Although many organisations prioritise data observability, oversight and governance, these practices do not fix the underlying fragmentation that prevents meaningful analysis. Businesses need a strategic, structured approach that standardises, aligns and enriches data across systems. This encourages shared definitions across teams, reduces duplication and improves coordination. With this foundation in place, smarter planning becomes possible. Achieving this level of clarity requires a phased approach.

 

Why structure and standardisation matter

The journey starts with cleansing. Removing outdated or unnecessary information, and ensuring data sits in a logical and usable format, is essential. Once data is cleansed, standardisation creates the foundation for meaningful structure. Organisations can turn to ontologies to organise information. These define key concepts, attributes and the relationships between various data sources. Setting this semantic framework ensures that processes stay aligned and gives both people and machines a shared understanding of terms.

This structure makes it simpler to locate and reuse information, and supports automated reasoning and more advanced analytics as datasets expand.

 

Unlocking value from unstructured data

A significant opportunity lies in unstructured data, which IDC estimates accounts for 90% of enterprise information. These sources include text files, audio, meeting notes, transcripts, emails and system logs. They hold enormous value, although they are often hard to interpret or analyse at scale.

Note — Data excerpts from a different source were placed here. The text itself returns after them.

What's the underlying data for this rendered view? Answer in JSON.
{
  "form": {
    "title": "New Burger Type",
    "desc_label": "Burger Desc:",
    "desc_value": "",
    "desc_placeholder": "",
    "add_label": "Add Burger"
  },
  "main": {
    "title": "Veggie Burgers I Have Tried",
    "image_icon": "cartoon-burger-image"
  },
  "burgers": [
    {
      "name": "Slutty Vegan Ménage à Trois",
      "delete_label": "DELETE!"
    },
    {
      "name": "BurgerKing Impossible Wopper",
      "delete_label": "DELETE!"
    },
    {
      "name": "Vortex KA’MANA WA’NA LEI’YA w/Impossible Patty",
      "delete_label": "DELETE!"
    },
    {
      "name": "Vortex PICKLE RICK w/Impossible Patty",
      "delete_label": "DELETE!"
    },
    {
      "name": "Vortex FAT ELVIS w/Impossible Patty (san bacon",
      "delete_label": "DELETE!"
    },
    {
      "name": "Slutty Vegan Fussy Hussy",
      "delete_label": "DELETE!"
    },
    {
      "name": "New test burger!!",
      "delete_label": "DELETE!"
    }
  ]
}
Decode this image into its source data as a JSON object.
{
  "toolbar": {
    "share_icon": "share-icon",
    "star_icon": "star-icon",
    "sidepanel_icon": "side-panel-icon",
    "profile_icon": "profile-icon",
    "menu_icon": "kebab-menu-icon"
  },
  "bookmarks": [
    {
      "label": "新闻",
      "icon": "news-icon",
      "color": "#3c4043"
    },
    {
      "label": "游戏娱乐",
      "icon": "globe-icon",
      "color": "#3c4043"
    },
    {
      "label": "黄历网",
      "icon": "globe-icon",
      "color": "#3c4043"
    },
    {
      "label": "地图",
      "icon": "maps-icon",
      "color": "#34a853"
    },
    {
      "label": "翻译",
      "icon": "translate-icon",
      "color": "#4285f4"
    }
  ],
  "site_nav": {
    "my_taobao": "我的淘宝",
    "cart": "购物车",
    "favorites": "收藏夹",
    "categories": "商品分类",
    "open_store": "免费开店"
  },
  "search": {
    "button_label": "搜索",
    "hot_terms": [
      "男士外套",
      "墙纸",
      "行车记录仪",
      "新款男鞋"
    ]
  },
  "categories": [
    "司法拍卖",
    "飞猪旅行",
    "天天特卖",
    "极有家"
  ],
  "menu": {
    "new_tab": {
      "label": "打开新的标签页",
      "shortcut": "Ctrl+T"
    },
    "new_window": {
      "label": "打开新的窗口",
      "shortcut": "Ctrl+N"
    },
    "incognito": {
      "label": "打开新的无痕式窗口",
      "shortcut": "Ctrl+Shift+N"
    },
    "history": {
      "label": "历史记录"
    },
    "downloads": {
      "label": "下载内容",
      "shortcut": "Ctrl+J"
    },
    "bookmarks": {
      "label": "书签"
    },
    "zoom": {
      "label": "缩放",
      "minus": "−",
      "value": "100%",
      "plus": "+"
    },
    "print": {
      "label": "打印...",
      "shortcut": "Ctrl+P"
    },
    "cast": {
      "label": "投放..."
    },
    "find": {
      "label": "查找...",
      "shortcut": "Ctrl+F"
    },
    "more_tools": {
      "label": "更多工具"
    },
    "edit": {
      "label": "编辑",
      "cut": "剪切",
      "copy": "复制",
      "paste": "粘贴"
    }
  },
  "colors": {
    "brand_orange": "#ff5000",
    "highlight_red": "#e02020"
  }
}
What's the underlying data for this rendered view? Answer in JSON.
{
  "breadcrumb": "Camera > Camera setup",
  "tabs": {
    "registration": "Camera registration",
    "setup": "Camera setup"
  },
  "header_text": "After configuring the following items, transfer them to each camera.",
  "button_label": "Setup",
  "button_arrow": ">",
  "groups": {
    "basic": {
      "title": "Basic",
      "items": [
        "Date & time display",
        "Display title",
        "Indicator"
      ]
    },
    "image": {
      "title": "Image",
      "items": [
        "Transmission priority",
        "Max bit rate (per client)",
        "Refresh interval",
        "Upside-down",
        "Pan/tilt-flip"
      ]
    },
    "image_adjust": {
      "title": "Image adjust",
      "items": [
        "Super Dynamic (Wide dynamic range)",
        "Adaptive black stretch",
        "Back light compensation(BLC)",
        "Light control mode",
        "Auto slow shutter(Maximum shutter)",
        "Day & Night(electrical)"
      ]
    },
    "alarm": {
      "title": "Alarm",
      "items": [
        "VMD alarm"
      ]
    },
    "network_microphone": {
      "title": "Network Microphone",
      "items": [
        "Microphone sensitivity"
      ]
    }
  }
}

Technical limits, rather than lack of intent, usually hold organisations back. Techniques such as tagging, generating metadata and linking entities help convert unstructured information into accessible and analysable assets. Through semantic enrichment, organisations can add context and make this data discoverable.

This approach also builds a shared view of how customers, products and business units connect with one another. The result is a more joined-up understanding of operations. Knowledge discovery becomes far faster because enriched data is easier to search, navigate and reuse.

 

Turning disciplined data management into stronger outcomes

Every organisation will take its own route, but the fundamentals of a strong data strategy remain consistent. Data must be easy to find, cleansed and structured in a consistent way. When these conditions are in place, information shifts from being a scattered collection of records to a resource that informs decisions across the organisation.

Without these foundations, the advantages of a data-driven approach remain out of reach. With them, companies can act with more speed and certainty. They can bring products to market more efficiently, give teams the ability to use technologies such as AI to enhance their work and strengthen their long-term planning. A complete, unified data strategy becomes a core driver of performance that helps the organisation adapt, grow and compete in a changing world.